Chances are that you are trying this on a non-routing desktop computer, so
you need to enable ip forwarding:
# echo 1 > /proc/sys/net/ipv4/ip_forward
You should now be able to ping 10.0.0.124 from other hosts on your
10.0.0.0/8 subnet. If you are using public ip space, it should work from
everywhere.
ARP
---
If we were to take things very literally, your tcp/ip pseudo stack would
also have to implement ARP and MAC addresses. This is often a bit silly as
the ethertap device is a figment of our imagination anyway. However, should
you want to go 'all the way', you can add the 'arp' flag to ifconfig:
# ifconfig tap0 10.0.0.123 up arp
This may also be useful when implementing a bridge, which needs to bridge
ARP packets as well.
The sample program below will no longer work then, because it does not
implement ARP.
Sample program
--------------
A sample program is included somewhere in the bowels of the netfilter
source. I've extracted this program and list it here. It implements a very
tiny part of the IP stack and can respond to any pings it receives.

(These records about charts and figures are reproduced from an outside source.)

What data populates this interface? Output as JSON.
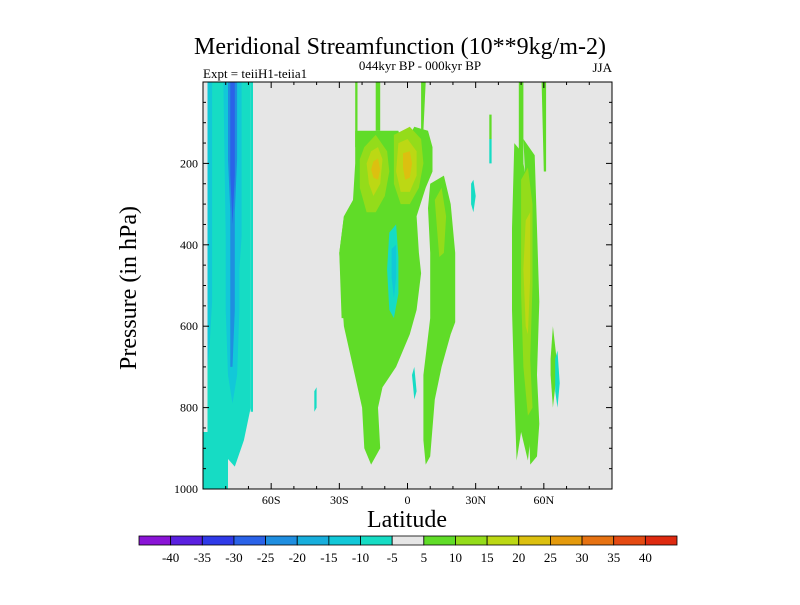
{
  "chart_data": {
    "type": "heatmap",
    "title": "Meridional Streamfunction (10**9kg/m-2)",
    "subtitle_left": "Expt = teiiH1-teiia1",
    "subtitle_center": "044kyr BP - 000kyr BP",
    "subtitle_right": "JJA",
    "xlabel": "Latitude",
    "ylabel": "Pressure (in hPa)",
    "xlim": [
      -90,
      90
    ],
    "ylim": [
      1000,
      0
    ],
    "x_ticks": [
      {
        "value": -60,
        "label": "60S"
      },
      {
        "value": -30,
        "label": "30S"
      },
      {
        "value": 0,
        "label": "0"
      },
      {
        "value": 30,
        "label": "30N"
      },
      {
        "value": 60,
        "label": "60N"
      }
    ],
    "y_ticks": [
      {
        "value": 200,
        "label": "200"
      },
      {
        "value": 400,
        "label": "400"
      },
      {
        "value": 600,
        "label": "600"
      },
      {
        "value": 800,
        "label": "800"
      },
      {
        "value": 1000,
        "label": "1000"
      }
    ],
    "background_color": "#e6e6e6",
    "colorbar": {
      "levels": [
        -40,
        -35,
        -30,
        -25,
        -20,
        -15,
        -10,
        -5,
        5,
        10,
        15,
        20,
        25,
        30,
        35,
        40
      ],
      "colors": [
        "#8a14d6",
        "#5a20e0",
        "#2f3ae8",
        "#2a62e8",
        "#1f8ee0",
        "#17aedc",
        "#12c8d8",
        "#16dcc4",
        "#e6e6e6",
        "#60dc28",
        "#94dc1a",
        "#bcd814",
        "#dcc010",
        "#e49a0c",
        "#e67212",
        "#e44a12",
        "#de2a10"
      ]
    },
    "regions": [
      {
        "level": "-10 to -5",
        "color": "#16dcc4",
        "points": [
          [
            -90,
            0
          ],
          [
            -79,
            0
          ],
          [
            -79,
            1000
          ],
          [
            -90,
            1000
          ]
        ]
      },
      {
        "level": "-10 to -5",
        "color": "#16dcc4",
        "points": [
          [
            -80,
            0
          ],
          [
            -69,
            0
          ],
          [
            -69,
            800
          ],
          [
            -72,
            880
          ],
          [
            -76,
            945
          ],
          [
            -80,
            920
          ]
        ]
      },
      {
        "level": "-5 to 5 (ref)",
        "color": "#e6e6e6",
        "points": [
          [
            -90,
            0
          ],
          [
            -88,
            0
          ],
          [
            -88,
            860
          ],
          [
            -90,
            860
          ]
        ]
      },
      {
        "level": "-10 to -5",
        "color": "#16dcc4",
        "points": [
          [
            -69,
            0
          ],
          [
            -68,
            0
          ],
          [
            -68,
            810
          ],
          [
            -69,
            810
          ]
        ]
      },
      {
        "level": "-15 to -10",
        "color": "#12c8d8",
        "points": [
          [
            -88,
            0
          ],
          [
            -86,
            0
          ],
          [
            -86,
            540
          ],
          [
            -87,
            640
          ],
          [
            -88,
            700
          ]
        ]
      },
      {
        "level": "-15 to -10",
        "color": "#12c8d8",
        "points": [
          [
            -81,
            0
          ],
          [
            -73,
            0
          ],
          [
            -73,
            380
          ],
          [
            -74,
            460
          ],
          [
            -74,
            560
          ],
          [
            -75,
            720
          ],
          [
            -77,
            790
          ],
          [
            -79,
            720
          ],
          [
            -80,
            560
          ],
          [
            -80,
            380
          ]
        ]
      },
      {
        "level": "-20 to -15",
        "color": "#1f8ee0",
        "points": [
          [
            -79,
            0
          ],
          [
            -75,
            0
          ],
          [
            -75,
            190
          ],
          [
            -76,
            320
          ],
          [
            -76,
            560
          ],
          [
            -77,
            700
          ],
          [
            -78,
            700
          ],
          [
            -78,
            560
          ],
          [
            -78,
            320
          ],
          [
            -79,
            190
          ]
        ]
      },
      {
        "level": "-25 to -20",
        "color": "#2a62e8",
        "points": [
          [
            -78,
            0
          ],
          [
            -76,
            0
          ],
          [
            -76,
            230
          ],
          [
            -77,
            350
          ],
          [
            -78,
            230
          ]
        ]
      },
      {
        "level": "5 to 10",
        "color": "#60dc28",
        "points": [
          [
            -14,
            0
          ],
          [
            -12,
            0
          ],
          [
            -12,
            120
          ],
          [
            -14,
            120
          ]
        ]
      },
      {
        "level": "5 to 10",
        "color": "#60dc28",
        "points": [
          [
            -23,
            120
          ],
          [
            -4,
            120
          ],
          [
            -2,
            160
          ],
          [
            3,
            110
          ],
          [
            9,
            120
          ],
          [
            11,
            160
          ],
          [
            11,
            220
          ],
          [
            8,
            260
          ],
          [
            4,
            330
          ],
          [
            5,
            420
          ],
          [
            6,
            470
          ],
          [
            4,
            560
          ],
          [
            1,
            620
          ],
          [
            -5,
            700
          ],
          [
            -11,
            750
          ],
          [
            -13,
            800
          ],
          [
            -12,
            900
          ],
          [
            -16,
            940
          ],
          [
            -19,
            900
          ],
          [
            -20,
            800
          ],
          [
            -24,
            700
          ],
          [
            -28,
            600
          ],
          [
            -29,
            520
          ],
          [
            -30,
            420
          ],
          [
            -28,
            330
          ],
          [
            -24,
            290
          ],
          [
            -23,
            200
          ]
        ]
      },
      {
        "level": "5 to 10",
        "color": "#60dc28",
        "points": [
          [
            -28,
            330
          ],
          [
            -25,
            390
          ],
          [
            -26,
            580
          ],
          [
            -29,
            580
          ],
          [
            -30,
            420
          ]
        ]
      },
      {
        "level": "5 to 10",
        "color": "#60dc28",
        "points": [
          [
            10,
            250
          ],
          [
            16,
            230
          ],
          [
            19,
            300
          ],
          [
            21,
            420
          ],
          [
            21,
            590
          ],
          [
            19,
            620
          ],
          [
            15,
            700
          ],
          [
            12,
            780
          ],
          [
            10,
            920
          ],
          [
            8,
            940
          ],
          [
            7,
            880
          ],
          [
            7,
            720
          ],
          [
            10,
            580
          ],
          [
            10,
            420
          ],
          [
            9,
            310
          ]
        ]
      },
      {
        "level": "5 to 10",
        "color": "#60dc28",
        "points": [
          [
            6,
            0
          ],
          [
            8,
            0
          ],
          [
            7,
            120
          ],
          [
            6,
            120
          ]
        ]
      },
      {
        "level": "5 to 10",
        "color": "#60dc28",
        "points": [
          [
            -23,
            0
          ],
          [
            -22,
            0
          ],
          [
            -22,
            160
          ],
          [
            -23,
            160
          ]
        ]
      },
      {
        "level": "5 to 10",
        "color": "#60dc28",
        "points": [
          [
            47,
            150
          ],
          [
            50,
            170
          ],
          [
            53,
            260
          ],
          [
            53,
            460
          ],
          [
            52,
            600
          ],
          [
            53,
            740
          ],
          [
            54,
            880
          ],
          [
            53,
            930
          ],
          [
            50,
            860
          ],
          [
            48,
            930
          ],
          [
            47,
            760
          ],
          [
            46,
            560
          ],
          [
            46,
            360
          ]
        ]
      },
      {
        "level": "5 to 10",
        "color": "#60dc28",
        "points": [
          [
            49,
            0
          ],
          [
            51,
            0
          ],
          [
            51,
            200
          ],
          [
            49,
            200
          ]
        ]
      },
      {
        "level": "5 to 10",
        "color": "#60dc28",
        "points": [
          [
            51,
            140
          ],
          [
            56,
            180
          ],
          [
            57,
            360
          ],
          [
            58,
            540
          ],
          [
            57,
            720
          ],
          [
            58,
            840
          ],
          [
            57,
            920
          ],
          [
            54,
            940
          ],
          [
            53,
            760
          ],
          [
            52,
            460
          ],
          [
            52,
            260
          ]
        ]
      },
      {
        "level": "5 to 10",
        "color": "#60dc28",
        "points": [
          [
            59,
            0
          ],
          [
            61,
            0
          ],
          [
            61,
            220
          ],
          [
            60,
            220
          ]
        ]
      },
      {
        "level": "5 to 10",
        "color": "#60dc28",
        "points": [
          [
            63,
            680
          ],
          [
            64,
            600
          ],
          [
            66,
            700
          ],
          [
            64,
            800
          ],
          [
            63,
            720
          ]
        ]
      },
      {
        "level": "5 to 10",
        "color": "#60dc28",
        "points": [
          [
            36,
            80
          ],
          [
            37,
            80
          ],
          [
            37,
            140
          ],
          [
            36,
            140
          ]
        ]
      },
      {
        "level": "10 to 15",
        "color": "#94dc1a",
        "points": [
          [
            -19,
            160
          ],
          [
            -14,
            130
          ],
          [
            -9,
            170
          ],
          [
            -8,
            220
          ],
          [
            -10,
            280
          ],
          [
            -14,
            320
          ],
          [
            -18,
            320
          ],
          [
            -21,
            260
          ],
          [
            -21,
            190
          ]
        ]
      },
      {
        "level": "10 to 15",
        "color": "#94dc1a",
        "points": [
          [
            -6,
            130
          ],
          [
            1,
            110
          ],
          [
            6,
            140
          ],
          [
            7,
            200
          ],
          [
            5,
            260
          ],
          [
            1,
            300
          ],
          [
            -3,
            300
          ],
          [
            -6,
            250
          ]
        ]
      },
      {
        "level": "10 to 15",
        "color": "#94dc1a",
        "points": [
          [
            12,
            290
          ],
          [
            15,
            260
          ],
          [
            17,
            330
          ],
          [
            16,
            420
          ],
          [
            14,
            430
          ],
          [
            13,
            360
          ]
        ]
      },
      {
        "level": "10 to 15",
        "color": "#94dc1a",
        "points": [
          [
            50,
            240
          ],
          [
            53,
            210
          ],
          [
            55,
            300
          ],
          [
            55,
            500
          ],
          [
            54,
            680
          ],
          [
            55,
            800
          ],
          [
            53,
            820
          ],
          [
            51,
            700
          ],
          [
            50,
            520
          ],
          [
            50,
            360
          ]
        ]
      },
      {
        "level": "15 to 20",
        "color": "#bcd814",
        "points": [
          [
            -16,
            170
          ],
          [
            -13,
            160
          ],
          [
            -11,
            190
          ],
          [
            -12,
            250
          ],
          [
            -15,
            280
          ],
          [
            -17,
            250
          ],
          [
            -18,
            200
          ]
        ]
      },
      {
        "level": "15 to 20",
        "color": "#bcd814",
        "points": [
          [
            -4,
            150
          ],
          [
            0,
            140
          ],
          [
            4,
            170
          ],
          [
            4,
            230
          ],
          [
            1,
            270
          ],
          [
            -3,
            270
          ],
          [
            -5,
            220
          ]
        ]
      },
      {
        "level": "15 to 20",
        "color": "#bcd814",
        "points": [
          [
            52,
            340
          ],
          [
            54,
            320
          ],
          [
            54,
            480
          ],
          [
            53,
            620
          ],
          [
            52,
            600
          ],
          [
            51,
            460
          ]
        ]
      },
      {
        "level": "20 to 25",
        "color": "#dcc010",
        "points": [
          [
            -15,
            195
          ],
          [
            -13,
            188
          ],
          [
            -12,
            215
          ],
          [
            -13,
            240
          ],
          [
            -15,
            235
          ],
          [
            -16,
            215
          ]
        ]
      },
      {
        "level": "20 to 25",
        "color": "#dcc010",
        "points": [
          [
            -2,
            175
          ],
          [
            1,
            170
          ],
          [
            2,
            200
          ],
          [
            1,
            235
          ],
          [
            -1,
            240
          ],
          [
            -2,
            210
          ]
        ]
      },
      {
        "level": "-10 to -5",
        "color": "#16dcc4",
        "points": [
          [
            -8,
            370
          ],
          [
            -5,
            350
          ],
          [
            -4,
            430
          ],
          [
            -4,
            520
          ],
          [
            -6,
            580
          ],
          [
            -8,
            560
          ],
          [
            -9,
            460
          ]
        ]
      },
      {
        "level": "-15 to -10",
        "color": "#12c8d8",
        "points": [
          [
            -7,
            410
          ],
          [
            -5,
            400
          ],
          [
            -5,
            480
          ],
          [
            -6,
            530
          ],
          [
            -7,
            480
          ]
        ]
      },
      {
        "level": "-10 to -5",
        "color": "#16dcc4",
        "points": [
          [
            28,
            250
          ],
          [
            29,
            240
          ],
          [
            30,
            280
          ],
          [
            29,
            320
          ],
          [
            28,
            300
          ]
        ]
      },
      {
        "level": "-10 to -5",
        "color": "#16dcc4",
        "points": [
          [
            36,
            140
          ],
          [
            37,
            140
          ],
          [
            37,
            200
          ],
          [
            36,
            200
          ]
        ]
      },
      {
        "level": "-10 to -5",
        "color": "#16dcc4",
        "points": [
          [
            -41,
            760
          ],
          [
            -40,
            750
          ],
          [
            -40,
            800
          ],
          [
            -41,
            810
          ]
        ]
      },
      {
        "level": "-10 to -5",
        "color": "#16dcc4",
        "points": [
          [
            2,
            720
          ],
          [
            3,
            700
          ],
          [
            4,
            760
          ],
          [
            3,
            780
          ]
        ]
      },
      {
        "level": "-10 to -5",
        "color": "#16dcc4",
        "points": [
          [
            65,
            680
          ],
          [
            66,
            660
          ],
          [
            67,
            740
          ],
          [
            66,
            800
          ],
          [
            65,
            760
          ]
        ]
      }
    ]
  }
}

It gets
confused if it receives ARP, as it tries to parse it by treating it as an IP
packet.
/* Simple program to listen to /dev/tap0 and reply to pings. */
#include <fcntl.h>
#include <netinet/ip.h>
#include <netinet/ip_icmp.h>
#if defined(__GLIBC__) && (__GLIBC__ == 2)
#include <netinet/tcp.h>
#include <netinet/udp.h>
#else
#include <linux/tcp.h>
#include <linux/udp.h>
#endif
#include <string.h>
#include <stdio.h>
#include <errno.h>
#include <unistd.h>
u_int16_t csum_partial(void *buffer, unsigned int len, u_int16_t prevsum)
{
u_int32_t sum = 0;
u_int16_t *ptr = buffer;
while (len > 1) {
sum += *ptr++;
len -= 2;
}
if (len) {
union {
u_int8_t byte;
u_int16_t wyde;
} odd;
odd.wyde = 0;
odd.byte = *((u_int8_t *)ptr);
sum += odd.wyde;
}
sum = (sum >> 16) + (sum & 0xFFFF);
sum += prevsum;
return (sum + (sum >> 16));
}
int main()
{
int fd, len;
union {
struct {
char etherhdr[16];
struct iphdr ip;
} fmt;
unsigned char raw[65536];
} u;
fd = open("/dev/tap0", O_RDWR);
if (fd < 0) {
perror("Opening `/dev/tap0'");
return 1;
}
/* u.fmt.ip.ihl in host order! Film at 11. */
while ((len = read(fd, &u, sizeof(u))) > 0) {
u_int32_t tmp;
struct icmphdr *icmp
= (void *)((u_int32_t *)&u.fmt.ip + u.fmt.ip.ihl );
struct tcphdr *tcp = (void *)icmp;
struct udphdr *udp = (void *)icmp;
fprintf(stderr, "SRC = %u.%u.%u.%u DST = %u.%u.%u.%u\n",
(ntohl(u.fmt.ip.saddr) >> 24) & 0xFF,
(ntohl(u.fmt.ip.saddr) >> 16) & 0xFF,
(ntohl(u.fmt.ip.saddr) >> 8) & 0xFF,
(ntohl(u.fmt.ip.saddr) >> 0) & 0xFF,
(ntohl(u.fmt.ip.daddr) >> 24) & 0xFF,
(ntohl(u.fmt.ip.daddr) >> 16) & 0xFF,
(ntohl(u.fmt.ip.daddr) >> 8) & 0xFF,
(ntohl(u.fmt.ip.daddr) >> 0) & 0xFF);
switch (u.fmt.ip.protocol) {
case IPPROTO_ICMP:
if (icmp->type == ICMP_ECHO) {
fprintf(stderr, "PONG! (iphdr = %u bytes)\n",
(unsigned int)((char *)icmp
- (char *)&u.fmt.ip));
/* Turn it around */
tmp = u.fmt.ip.saddr;
u.fmt.ip.saddr = u.fmt.ip.daddr;
u.fmt.ip.daddr = tmp;
icmp->type = ICMP_ECHOREPLY;
icmp->checksum = 0;
icmp->checksum
= ~csum_partial(icmp,
ntohs(u.fmt.ip.tot_len)
- u.fmt.ip.ihl*4, 0);
{
unsigned int i;
for (i = 44;
i < ntohs(u.fmt.ip.tot_len); i++){
printf("%u:0x%02X ", i,
((unsigned char *)
&u.fmt.ip)[i]);
}
printf("\n");
}
write(fd, &u, len);
}
break;
case IPPROTO_TCP:
fprintf(stderr, "TCP: %u -> %u\n", ntohs(tcp->source),
ntohs(tcp->dest));
break;
case IPPROTO_UDP:
fprintf(stderr, "UDP: %u -> %u\n", ntohs(udp->source),
ntohs(udp->dest));
break;
}
}
if (len < 0)
perror("Reading from `/dev/tap0'");
else fprintf(stderr, "Empty read from `/dev/tap0'");
return len < 0 ? 1 : 0;
}